I\'ve been signing compiled apps for several months and have a script that calls the Windows 10 SDK signtool. It\'s been working fine on two different computers and my cert

Answer 1

"C:\Program Files (x86)\Windows Kits\10\bin\10.0.18362.0\x64\signtool.exe" sign /tr http://timestamp.sectigo.com/?td=sha256 /td sha256 ....

the /?td=sha256 actually working, but recommend using their new domain name http://timestamp.sectigo.com and need add extra parameter /td sha256

Answer 2

Same here. The issue was the demise of the comodoca.com timestamp server.

I switched to using DigiCert:

"C:\Program Files (x86)\Windows Kits\10\bin\10.0.18362.0\x64\signtool.exe" sign /tr http://timestamp.digicert.com ...
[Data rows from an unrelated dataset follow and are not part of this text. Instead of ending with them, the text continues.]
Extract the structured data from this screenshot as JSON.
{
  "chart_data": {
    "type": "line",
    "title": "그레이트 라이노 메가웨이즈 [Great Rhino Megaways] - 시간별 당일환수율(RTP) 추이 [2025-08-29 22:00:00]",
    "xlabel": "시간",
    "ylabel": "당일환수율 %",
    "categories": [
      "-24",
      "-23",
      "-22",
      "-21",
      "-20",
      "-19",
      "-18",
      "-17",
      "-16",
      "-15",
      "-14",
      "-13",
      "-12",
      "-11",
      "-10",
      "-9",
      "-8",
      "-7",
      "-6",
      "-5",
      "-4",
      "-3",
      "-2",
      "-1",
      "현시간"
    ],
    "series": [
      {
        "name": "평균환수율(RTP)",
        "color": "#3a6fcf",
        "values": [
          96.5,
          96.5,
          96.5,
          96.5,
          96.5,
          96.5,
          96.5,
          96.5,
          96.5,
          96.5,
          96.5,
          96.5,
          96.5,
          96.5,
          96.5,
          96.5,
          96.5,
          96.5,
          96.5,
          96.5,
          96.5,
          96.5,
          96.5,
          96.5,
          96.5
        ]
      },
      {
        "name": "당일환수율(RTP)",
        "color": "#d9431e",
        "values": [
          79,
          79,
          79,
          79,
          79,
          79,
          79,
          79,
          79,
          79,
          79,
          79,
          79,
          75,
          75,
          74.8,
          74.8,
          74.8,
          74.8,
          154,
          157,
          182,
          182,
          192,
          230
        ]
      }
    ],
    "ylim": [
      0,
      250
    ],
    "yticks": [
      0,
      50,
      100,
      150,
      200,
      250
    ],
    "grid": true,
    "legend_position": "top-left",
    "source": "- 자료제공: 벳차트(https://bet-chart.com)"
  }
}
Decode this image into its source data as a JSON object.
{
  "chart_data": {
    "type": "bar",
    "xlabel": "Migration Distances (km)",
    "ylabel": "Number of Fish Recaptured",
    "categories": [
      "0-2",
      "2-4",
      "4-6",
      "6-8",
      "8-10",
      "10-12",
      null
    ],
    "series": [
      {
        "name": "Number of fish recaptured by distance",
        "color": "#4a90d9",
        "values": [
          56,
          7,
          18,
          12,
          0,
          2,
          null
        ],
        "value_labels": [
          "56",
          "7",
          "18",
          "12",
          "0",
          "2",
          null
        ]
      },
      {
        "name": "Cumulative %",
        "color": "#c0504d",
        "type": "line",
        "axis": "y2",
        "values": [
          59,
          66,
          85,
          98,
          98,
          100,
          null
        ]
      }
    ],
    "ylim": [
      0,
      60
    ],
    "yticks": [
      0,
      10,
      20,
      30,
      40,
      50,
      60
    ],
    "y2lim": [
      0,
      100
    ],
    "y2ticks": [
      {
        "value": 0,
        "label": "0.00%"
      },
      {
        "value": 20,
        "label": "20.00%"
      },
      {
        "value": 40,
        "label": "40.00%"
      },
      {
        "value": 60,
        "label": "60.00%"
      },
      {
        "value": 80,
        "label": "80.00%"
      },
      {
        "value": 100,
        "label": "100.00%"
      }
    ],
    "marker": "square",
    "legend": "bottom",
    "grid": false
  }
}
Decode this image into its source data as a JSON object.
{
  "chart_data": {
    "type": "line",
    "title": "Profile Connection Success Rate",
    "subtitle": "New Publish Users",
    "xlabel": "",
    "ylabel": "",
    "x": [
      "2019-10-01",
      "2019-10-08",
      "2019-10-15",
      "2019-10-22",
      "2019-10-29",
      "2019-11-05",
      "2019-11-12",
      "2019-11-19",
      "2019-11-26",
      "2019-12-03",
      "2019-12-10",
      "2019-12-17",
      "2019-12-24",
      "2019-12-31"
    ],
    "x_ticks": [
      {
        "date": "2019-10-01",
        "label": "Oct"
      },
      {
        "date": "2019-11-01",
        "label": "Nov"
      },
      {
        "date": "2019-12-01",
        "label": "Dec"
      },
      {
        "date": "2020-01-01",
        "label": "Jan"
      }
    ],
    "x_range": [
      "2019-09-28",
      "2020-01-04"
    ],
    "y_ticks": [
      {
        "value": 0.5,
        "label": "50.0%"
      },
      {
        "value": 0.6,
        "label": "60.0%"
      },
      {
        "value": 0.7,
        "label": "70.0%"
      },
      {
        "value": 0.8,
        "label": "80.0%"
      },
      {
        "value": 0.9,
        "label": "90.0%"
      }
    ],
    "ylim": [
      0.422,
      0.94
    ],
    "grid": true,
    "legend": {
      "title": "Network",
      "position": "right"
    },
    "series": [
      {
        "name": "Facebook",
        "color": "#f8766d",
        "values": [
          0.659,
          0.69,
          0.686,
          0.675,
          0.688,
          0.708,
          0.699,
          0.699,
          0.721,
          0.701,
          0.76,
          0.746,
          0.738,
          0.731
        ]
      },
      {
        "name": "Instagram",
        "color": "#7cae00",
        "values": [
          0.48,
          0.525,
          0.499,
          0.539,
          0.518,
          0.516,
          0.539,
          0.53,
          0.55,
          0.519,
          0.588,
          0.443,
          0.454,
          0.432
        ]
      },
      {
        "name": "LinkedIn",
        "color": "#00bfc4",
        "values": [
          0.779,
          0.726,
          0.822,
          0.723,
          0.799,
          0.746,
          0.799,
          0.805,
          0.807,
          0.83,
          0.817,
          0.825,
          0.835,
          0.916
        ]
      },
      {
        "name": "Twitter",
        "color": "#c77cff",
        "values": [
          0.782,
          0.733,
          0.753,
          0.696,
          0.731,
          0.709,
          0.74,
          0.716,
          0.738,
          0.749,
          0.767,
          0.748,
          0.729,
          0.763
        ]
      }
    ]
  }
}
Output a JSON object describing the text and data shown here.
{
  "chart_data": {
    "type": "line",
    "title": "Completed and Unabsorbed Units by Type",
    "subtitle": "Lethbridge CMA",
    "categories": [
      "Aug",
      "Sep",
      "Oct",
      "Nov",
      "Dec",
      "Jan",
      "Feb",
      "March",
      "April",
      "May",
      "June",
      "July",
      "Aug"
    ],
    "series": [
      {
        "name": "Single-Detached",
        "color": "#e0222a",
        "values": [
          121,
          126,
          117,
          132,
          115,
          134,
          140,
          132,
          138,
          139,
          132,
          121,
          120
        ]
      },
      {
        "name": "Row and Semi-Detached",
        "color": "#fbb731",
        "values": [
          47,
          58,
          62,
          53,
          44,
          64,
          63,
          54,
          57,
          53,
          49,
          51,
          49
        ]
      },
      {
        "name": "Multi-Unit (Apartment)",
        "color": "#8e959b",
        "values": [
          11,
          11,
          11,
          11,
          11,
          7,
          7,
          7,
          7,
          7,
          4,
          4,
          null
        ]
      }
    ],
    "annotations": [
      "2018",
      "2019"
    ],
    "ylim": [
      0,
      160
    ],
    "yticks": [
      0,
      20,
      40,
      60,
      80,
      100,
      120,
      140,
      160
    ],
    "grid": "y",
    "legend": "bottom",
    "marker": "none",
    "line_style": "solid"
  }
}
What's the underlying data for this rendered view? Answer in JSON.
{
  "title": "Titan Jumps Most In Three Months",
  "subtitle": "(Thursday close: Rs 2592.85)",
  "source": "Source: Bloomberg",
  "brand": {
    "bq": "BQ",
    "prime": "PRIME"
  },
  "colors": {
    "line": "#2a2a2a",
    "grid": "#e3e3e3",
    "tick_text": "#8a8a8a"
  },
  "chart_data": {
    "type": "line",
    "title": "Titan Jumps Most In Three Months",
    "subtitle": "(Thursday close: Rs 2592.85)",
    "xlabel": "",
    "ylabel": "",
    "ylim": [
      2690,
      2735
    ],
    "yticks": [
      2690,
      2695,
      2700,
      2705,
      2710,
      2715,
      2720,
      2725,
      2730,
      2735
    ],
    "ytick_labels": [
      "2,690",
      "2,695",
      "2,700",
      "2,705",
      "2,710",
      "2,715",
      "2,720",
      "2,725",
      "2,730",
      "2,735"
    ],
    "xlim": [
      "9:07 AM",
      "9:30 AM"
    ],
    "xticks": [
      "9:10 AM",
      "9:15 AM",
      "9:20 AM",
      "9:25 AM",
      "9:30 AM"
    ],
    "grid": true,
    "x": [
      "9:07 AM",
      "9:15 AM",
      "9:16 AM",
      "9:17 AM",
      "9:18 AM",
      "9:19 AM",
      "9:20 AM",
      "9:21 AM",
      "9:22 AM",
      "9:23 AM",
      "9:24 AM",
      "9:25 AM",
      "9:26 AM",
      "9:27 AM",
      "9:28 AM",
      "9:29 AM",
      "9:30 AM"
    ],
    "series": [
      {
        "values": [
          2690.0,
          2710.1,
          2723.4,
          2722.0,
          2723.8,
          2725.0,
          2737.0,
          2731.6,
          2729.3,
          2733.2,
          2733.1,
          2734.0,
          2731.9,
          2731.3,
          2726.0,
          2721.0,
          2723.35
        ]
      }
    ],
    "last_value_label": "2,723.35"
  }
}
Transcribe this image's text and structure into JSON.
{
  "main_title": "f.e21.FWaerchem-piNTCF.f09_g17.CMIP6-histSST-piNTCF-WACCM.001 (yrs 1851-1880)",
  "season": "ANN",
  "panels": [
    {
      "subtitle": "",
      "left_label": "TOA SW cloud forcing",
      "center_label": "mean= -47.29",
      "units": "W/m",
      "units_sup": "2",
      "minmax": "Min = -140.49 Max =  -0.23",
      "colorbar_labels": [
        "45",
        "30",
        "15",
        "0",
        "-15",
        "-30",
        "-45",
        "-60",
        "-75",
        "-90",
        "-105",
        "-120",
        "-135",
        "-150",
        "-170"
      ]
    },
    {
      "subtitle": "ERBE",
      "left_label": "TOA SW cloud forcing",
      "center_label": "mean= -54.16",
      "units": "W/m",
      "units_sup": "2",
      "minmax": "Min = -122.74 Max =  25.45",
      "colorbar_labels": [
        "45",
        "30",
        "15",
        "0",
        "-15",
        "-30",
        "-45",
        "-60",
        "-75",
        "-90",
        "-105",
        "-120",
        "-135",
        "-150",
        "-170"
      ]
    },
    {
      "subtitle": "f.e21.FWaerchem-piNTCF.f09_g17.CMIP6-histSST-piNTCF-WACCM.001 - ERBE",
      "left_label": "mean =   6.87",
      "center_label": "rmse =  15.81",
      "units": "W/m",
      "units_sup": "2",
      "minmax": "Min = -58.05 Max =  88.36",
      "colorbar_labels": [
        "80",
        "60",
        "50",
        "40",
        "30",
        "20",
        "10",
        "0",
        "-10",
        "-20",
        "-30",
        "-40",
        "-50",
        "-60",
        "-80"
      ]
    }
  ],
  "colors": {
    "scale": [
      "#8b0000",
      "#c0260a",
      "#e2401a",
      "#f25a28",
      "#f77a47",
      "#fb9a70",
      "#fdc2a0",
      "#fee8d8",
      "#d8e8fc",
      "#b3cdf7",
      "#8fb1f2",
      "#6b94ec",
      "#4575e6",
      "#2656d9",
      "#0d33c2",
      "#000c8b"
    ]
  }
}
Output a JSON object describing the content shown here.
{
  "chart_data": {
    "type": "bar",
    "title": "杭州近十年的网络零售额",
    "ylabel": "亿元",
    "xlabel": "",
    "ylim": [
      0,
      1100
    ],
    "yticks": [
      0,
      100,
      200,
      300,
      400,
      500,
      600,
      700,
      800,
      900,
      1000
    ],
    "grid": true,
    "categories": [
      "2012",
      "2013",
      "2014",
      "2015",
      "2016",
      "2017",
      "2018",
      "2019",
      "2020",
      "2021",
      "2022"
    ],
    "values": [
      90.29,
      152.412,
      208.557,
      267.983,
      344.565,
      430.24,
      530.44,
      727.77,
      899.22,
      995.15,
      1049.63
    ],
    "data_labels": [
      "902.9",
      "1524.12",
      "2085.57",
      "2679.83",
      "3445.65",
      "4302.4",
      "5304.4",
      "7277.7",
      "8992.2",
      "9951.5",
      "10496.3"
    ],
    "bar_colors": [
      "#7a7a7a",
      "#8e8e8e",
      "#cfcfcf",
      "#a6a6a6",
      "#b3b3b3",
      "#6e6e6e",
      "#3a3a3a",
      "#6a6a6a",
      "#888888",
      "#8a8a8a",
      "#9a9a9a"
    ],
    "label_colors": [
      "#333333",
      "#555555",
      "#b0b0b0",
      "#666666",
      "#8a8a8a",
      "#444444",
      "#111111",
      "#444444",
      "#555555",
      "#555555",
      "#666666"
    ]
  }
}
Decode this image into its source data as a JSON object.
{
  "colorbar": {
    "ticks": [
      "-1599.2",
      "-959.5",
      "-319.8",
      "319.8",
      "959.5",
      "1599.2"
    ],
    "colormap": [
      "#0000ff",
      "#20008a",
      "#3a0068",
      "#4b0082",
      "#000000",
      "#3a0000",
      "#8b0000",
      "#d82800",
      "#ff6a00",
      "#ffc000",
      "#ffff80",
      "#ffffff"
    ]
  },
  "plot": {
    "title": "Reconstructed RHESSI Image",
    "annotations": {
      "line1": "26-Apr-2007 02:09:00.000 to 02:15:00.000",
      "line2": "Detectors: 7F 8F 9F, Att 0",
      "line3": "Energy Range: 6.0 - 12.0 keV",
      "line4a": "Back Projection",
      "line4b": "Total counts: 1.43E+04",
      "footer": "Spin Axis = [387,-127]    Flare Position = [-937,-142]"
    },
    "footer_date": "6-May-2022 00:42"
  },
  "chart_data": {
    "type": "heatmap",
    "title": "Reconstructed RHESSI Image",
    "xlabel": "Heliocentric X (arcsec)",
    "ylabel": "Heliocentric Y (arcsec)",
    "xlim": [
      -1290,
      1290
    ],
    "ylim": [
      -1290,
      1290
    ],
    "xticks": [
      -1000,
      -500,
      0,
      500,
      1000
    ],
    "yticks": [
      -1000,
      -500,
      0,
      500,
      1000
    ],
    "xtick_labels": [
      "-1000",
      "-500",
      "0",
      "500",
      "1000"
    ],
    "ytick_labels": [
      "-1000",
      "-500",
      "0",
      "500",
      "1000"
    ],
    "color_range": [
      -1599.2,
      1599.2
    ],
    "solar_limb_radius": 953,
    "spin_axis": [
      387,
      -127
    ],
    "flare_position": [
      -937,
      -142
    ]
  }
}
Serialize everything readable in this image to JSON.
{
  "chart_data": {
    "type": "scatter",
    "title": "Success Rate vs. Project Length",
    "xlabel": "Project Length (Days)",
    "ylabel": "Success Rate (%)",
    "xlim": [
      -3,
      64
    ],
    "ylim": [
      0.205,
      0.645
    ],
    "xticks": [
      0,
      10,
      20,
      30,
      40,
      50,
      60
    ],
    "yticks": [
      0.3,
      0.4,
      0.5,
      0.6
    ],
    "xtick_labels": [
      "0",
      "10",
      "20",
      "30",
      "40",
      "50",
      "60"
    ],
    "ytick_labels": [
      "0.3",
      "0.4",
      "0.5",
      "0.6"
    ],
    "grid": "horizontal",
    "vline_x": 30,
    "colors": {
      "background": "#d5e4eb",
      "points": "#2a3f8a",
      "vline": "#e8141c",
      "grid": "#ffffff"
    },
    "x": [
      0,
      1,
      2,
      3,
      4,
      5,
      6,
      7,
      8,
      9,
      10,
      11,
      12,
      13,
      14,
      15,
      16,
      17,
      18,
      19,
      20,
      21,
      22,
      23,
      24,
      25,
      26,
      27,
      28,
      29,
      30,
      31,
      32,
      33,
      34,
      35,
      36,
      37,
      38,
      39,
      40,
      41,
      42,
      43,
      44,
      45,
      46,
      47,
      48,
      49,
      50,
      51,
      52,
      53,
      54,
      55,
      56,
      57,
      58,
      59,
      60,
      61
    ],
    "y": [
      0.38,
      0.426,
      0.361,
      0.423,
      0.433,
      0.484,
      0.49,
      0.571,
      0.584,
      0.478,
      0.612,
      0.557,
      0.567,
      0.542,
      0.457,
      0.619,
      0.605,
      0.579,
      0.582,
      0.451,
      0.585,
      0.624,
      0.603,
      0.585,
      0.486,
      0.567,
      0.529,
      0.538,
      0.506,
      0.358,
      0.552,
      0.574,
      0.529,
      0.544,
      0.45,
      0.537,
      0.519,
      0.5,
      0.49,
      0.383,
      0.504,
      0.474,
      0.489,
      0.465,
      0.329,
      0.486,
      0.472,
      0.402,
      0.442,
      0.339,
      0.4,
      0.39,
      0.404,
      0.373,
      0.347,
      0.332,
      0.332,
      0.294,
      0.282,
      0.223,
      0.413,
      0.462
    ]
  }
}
UPDATE 2 (perplexed nailed it) comodoca.com actually still works fine, you just need to add a /td sha256 switch to your signtool.exe command, like this:

"C:\Program Files (x86)\Windows Kits\10\bin\10.0.18362.0\x64\signtool.exe" sign /tr http://timestamp.comodoca.com /td sha256 ...

It seems DigiCert is throttling the number of timestamps they give out anyway, so I had to switch back. BTW note that you can still use any digital cert from any cert authority, it doesn't have to be from DigiCert to use their timestamp server.